Most typological coincidences are being revealed at thematic level. For many writers, common themes are represented by the October revolution and the «Bolshevist paradise», existential aspects of life in emigration, anti-war orientation and the theme of «the lost generation», patriotic motives, search for a national and cultural archetype example (Pushkiniana and Shevchenkiana), emigrational Leniniana, maternal code, antique and oriental theme.
Writers extended the boundaries of thematic orientation and works’ social and historical problematics in various genres: the topics of war and peace, anti-Bolshevist position and imperceptions of communist doctrines, motherland, national liberation struggle, childhood etc.

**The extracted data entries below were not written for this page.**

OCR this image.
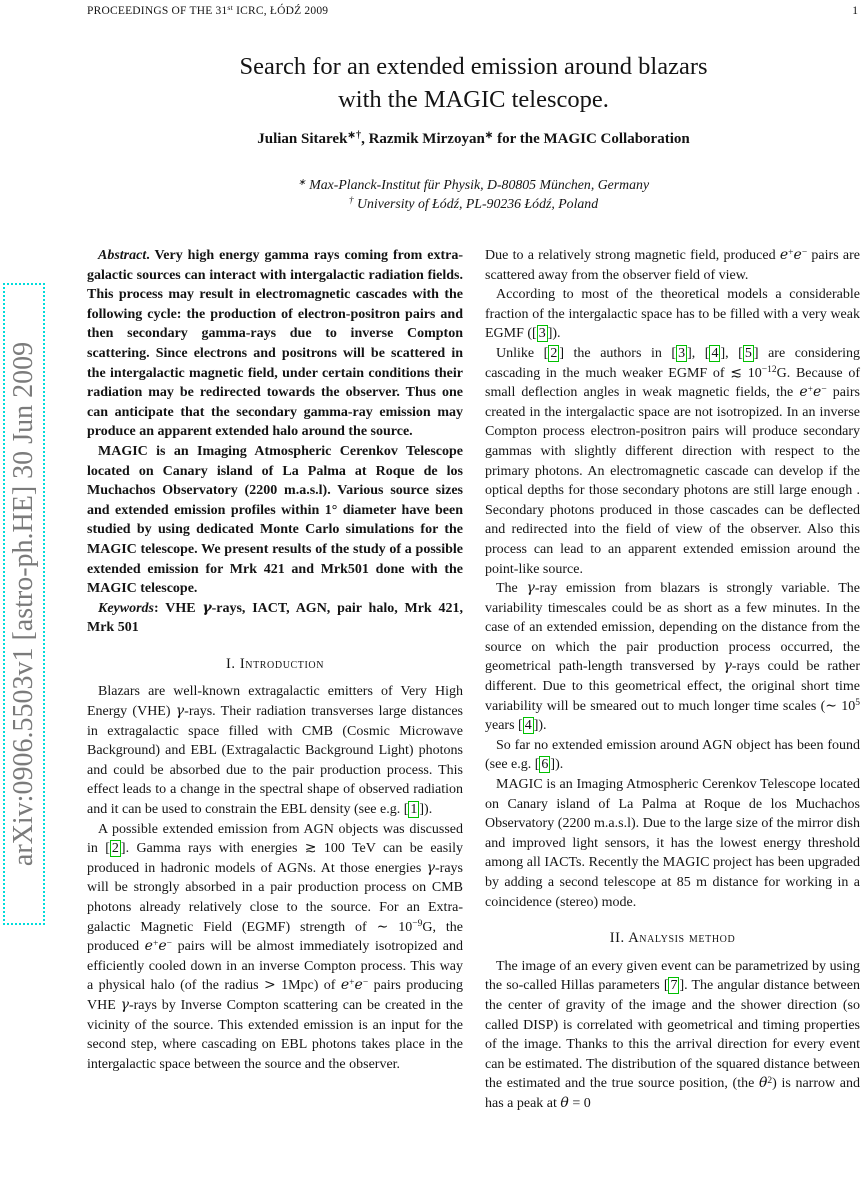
PROCEEDINGS OF THE 31st ICRC, ŁÓDŹ 2009	1
Search for an extended emission around blazars
with the MAGIC telescope.
Julian Sitarek∗†, Razmik Mirzoyan∗ for the MAGIC Collaboration
∗ Max-Planck-Institut für Physik, D-80805 München, Germany
† University of Łódź, PL-90236 Łódź, Poland
arXiv:0906.5503v1 [astro-ph.HE] 30 Jun 2009

Abstract. Very high energy gamma rays coming from extra-galactic sources can interact with intergalactic radiation fields. This process may result in electromagnetic cascades with the following cycle: the production of electron-positron pairs and then secondary gamma-rays due to inverse Compton scattering. Since electrons and positrons will be scattered in the intergalactic magnetic field, under certain conditions their radiation may be redirected towards the observer. Thus one can anticipate that the secondary gamma-ray emission may produce an apparent extended halo around the source.

MAGIC is an Imaging Atmospheric Cerenkov Telescope located on Canary island of La Palma at Roque de los Muchachos Observatory (2200 m.a.s.l). Various source sizes and extended emission profiles within 1° diameter have been studied by using dedicated Monte Carlo simulations for the MAGIC telescope. We present results of the study of a possible extended emission for Mrk 421 and Mrk501 done with the MAGIC telescope.

Keywords: VHE γ-rays, IACT, AGN, pair halo, Mrk 421, Mrk 501

I. Introduction

Blazars are well-known extragalactic emitters of Very High Energy (VHE) γ-rays. Their radiation transverses large distances in extragalactic space filled with CMB (Cosmic Microwave Background) and EBL (Extragalactic Background Light) photons and could be absorbed due to the pair production process. This effect leads to a change in the spectral shape of observed radiation and it can be used to constrain the EBL density (see e.g. [ 1 ]).

A possible extended emission from AGN objects was discussed in [ 2 ]. Gamma rays with energies ≳ 100 TeV can be easily produced in hadronic models of AGNs. At those energies γ-rays will be strongly absorbed in a pair production process on CMB photons already relatively close to the source. For an Extra-galactic Magnetic Field (EGMF) strength of ∼ $10^{-9}G$, the produced e+e− pairs will be almost immediately isotropized and efficiently cooled down in an inverse Compton process. This way a physical halo (of the radius > 1Mpc) of e+e− pairs producing VHE γ-rays by Inverse Compton scattering can be created in the vicinity of the source. This extended emission is an input for the second step, where cascading on EBL photons takes place in the intergalactic space between the source and the observer.

Due to a relatively strong magnetic field, produced e+e− pairs are scattered away from the observer field of view.

According to most of the theoretical models a considerable fraction of the intergalactic space has to be filled with a very weak EGMF ([ 3 ]).

Unlike [ 2 ] the authors in [ 3 ], [ 4 ], [ 5 ] are considering cascading in the much weaker EGMF of ≲ $10^{-12}G$. Because of small deflection angles in weak magnetic fields, the e+e− pairs created in the intergalactic space are not isotropized. In an inverse Compton process electron-positron pairs will produce secondary gammas with slightly different direction with respect to the primary photons. An electromagnetic cascade can develop if the optical depths for those secondary photons are still large enough . Secondary photons produced in those cascades can be deflected and redirected into the field of view of the observer. Also this process can lead to an apparent extended emission around the point-like source.

The γ-ray emission from blazars is strongly variable. The variability timescales could be as short as a few minutes. In the case of an extended emission, depending on the distance from the source on which the pair production process occurred, the geometrical path-length transversed by γ-rays could be rather different. Due to this geometrical effect, the original short time variability will be smeared out to much longer time scales (∼ $10^5$ years [ 4 ]).

So far no extended emission around AGN object has been found (see e.g. [ 6 ]).

MAGIC is an Imaging Atmospheric Cerenkov Telescope located on Canary island of La Palma at Roque de los Muchachos Observatory (2200 m.a.s.l). Due to the large size of the mirror dish and improved light sensors, it has the lowest energy threshold among all IACTs. Recently the MAGIC project has been upgraded by adding a second telescope at 85 m distance for working in a coincidence (stereo) mode.

II. Analysis method

The image of an every given event can be parametrized by using the so-called Hillas parameters [ 7 ]. The angular distance between the center of gravity of the image and the shower direction (so called DISP) is correlated with geometrical and timing properties of the image. Thanks to this the arrival direction for every event can be estimated. The distribution of the squared distance between the estimated and the true source position, (the $\theta^2$) is narrow and has a peak at θ = 0
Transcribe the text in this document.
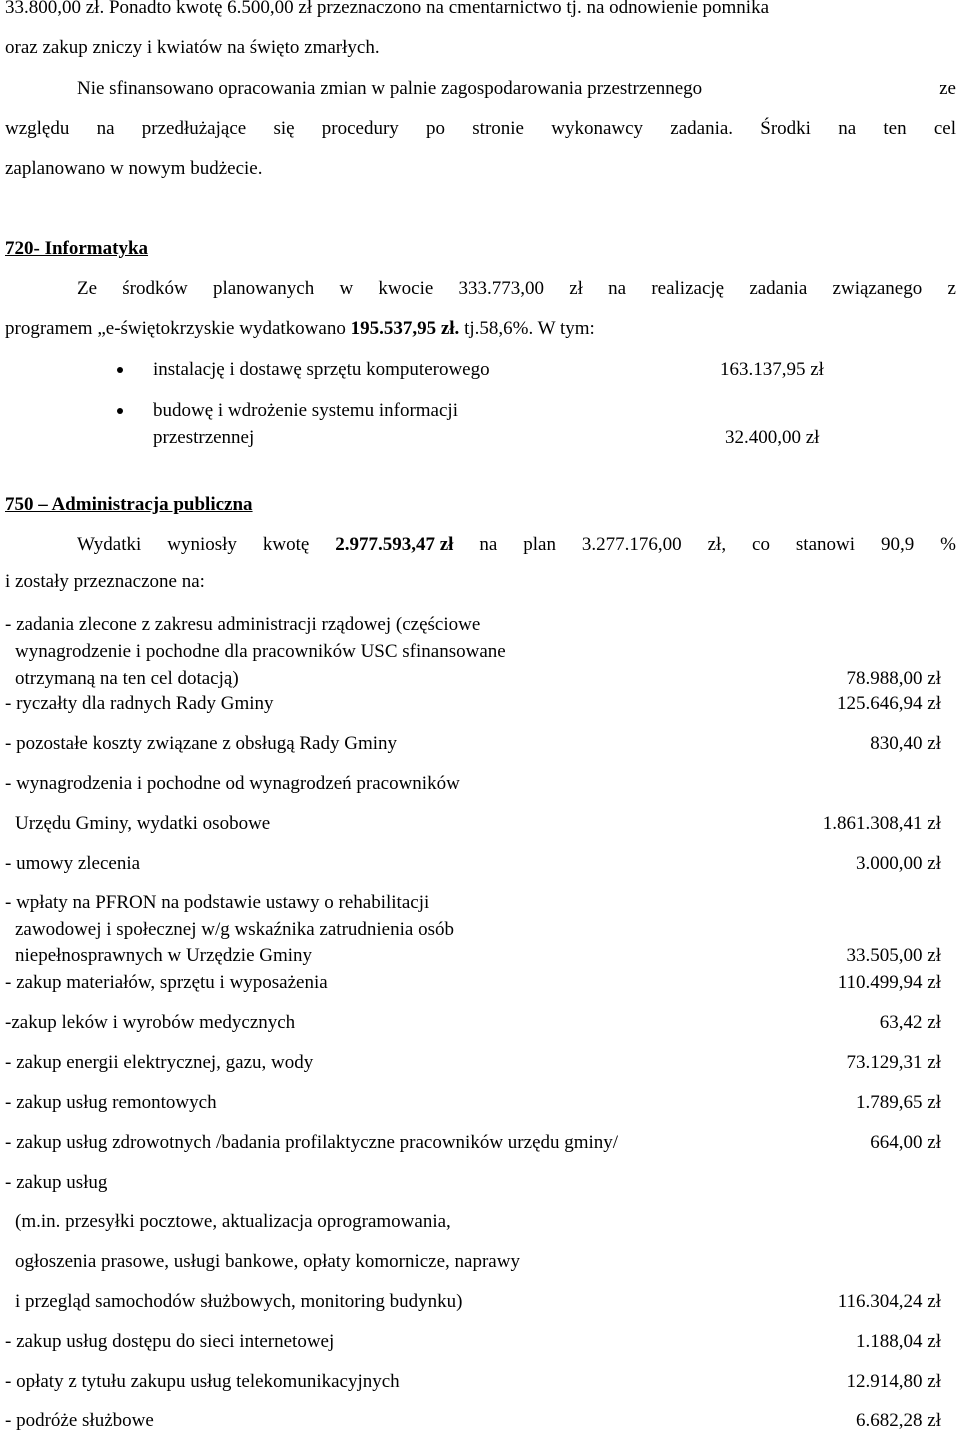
33.800,00 zł. Ponadto kwotę 6.500,00 zł przeznaczono na cmentarnictwo tj. na odnowienie pomnika
oraz zakup zniczy i kwiatów na święto zmarłych.
Nie sfinansowano opracowania zmian w palnie zagospodarowania przestrzennego	ze
względu na przedłużające się procedury po stronie wykonawcy zadania. Środki na ten cel
zaplanowano w nowym budżecie.
720- Informatyka
Ze środków planowanych w kwocie 333.773,00 zł na realizację zadania związanego z
programem „e-świętokrzyskie wydatkowano 195.537,95 zł. tj.58,6%. W tym:
instalację i dostawę sprzętu komputerowego	163.137,95 zł
budowę i wdrożenie systemu informacji
przestrzennej	32.400,00 zł
750 – Administracja publiczna
Wydatki wyniosły kwotę 2.977.593,47 zł na plan 3.277.176,00 zł, co stanowi 90,9 %
i zostały przeznaczone na:
- zadania zlecone z zakresu administracji rządowej (częściowe
wynagrodzenie i pochodne dla pracowników USC sfinansowane
otrzymaną na ten cel dotacją)	78.988,00 zł
- ryczałty dla radnych Rady Gminy	125.646,94 zł
- pozostałe koszty związane z obsługą Rady Gminy	830,40 zł
- wynagrodzenia i pochodne od wynagrodzeń pracowników
Urzędu Gminy, wydatki osobowe	1.861.308,41 zł
- umowy zlecenia	3.000,00 zł
- wpłaty na PFRON na podstawie ustawy o rehabilitacji
zawodowej i społecznej w/g wskaźnika zatrudnienia osób
niepełnosprawnych w Urzędzie Gminy	33.505,00 zł
- zakup materiałów, sprzętu i wyposażenia	110.499,94 zł
-zakup leków i wyrobów medycznych	63,42 zł
- zakup energii elektrycznej, gazu, wody	73.129,31 zł
- zakup usług remontowych	1.789,65 zł
- zakup usług zdrowotnych /badania profilaktyczne pracowników urzędu gminy/	664,00 zł
- zakup usług
(m.in. przesyłki pocztowe, aktualizacja oprogramowania,
ogłoszenia prasowe, usługi bankowe, opłaty komornicze, naprawy
i przegląd samochodów służbowych, monitoring budynku)	116.304,24 zł
- zakup usług dostępu do sieci internetowej	1.188,04 zł
- opłaty z tytułu zakupu usług telekomunikacyjnych	12.914,80 zł
- podróże służbowe	6.682,28 zł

At the genologic level, there are four groups of the flash prose’s works of all genres: novella and stories; joint literary-publicistic (feuilleton, pamphlet, article, essay), close to which are utopia and anti-utopia; «folklore» (fairy tale, myth, parable, legend, short story); miniature-fragmentary (poetry in prose, sketch, watercolour, pendant icon, picture, grotesque, aphorism). Work analysis of Ukrainian (Yu. Kosach, O. Hrytsai) and Russian (V. Nabokov, Maxim Gorky) writers, as well as its constituent (N. Berberova, N. Fedorova, V. O’Connor-Vilinska, K. Hrynevycheva, O. Khrapko-Drahomanova) enables us to point out a dominance of a story over a novella during the period of literary emigration in 1919–1939.
Works of «fact literature», which we outlined as a group of joint literary-publicistic genres, play a special role. They include an article, essay, feuilleton and pamphlet. Writers used factual, statistic and biographical materials, and figuratively interpreted life facts of the first third of the 20th century.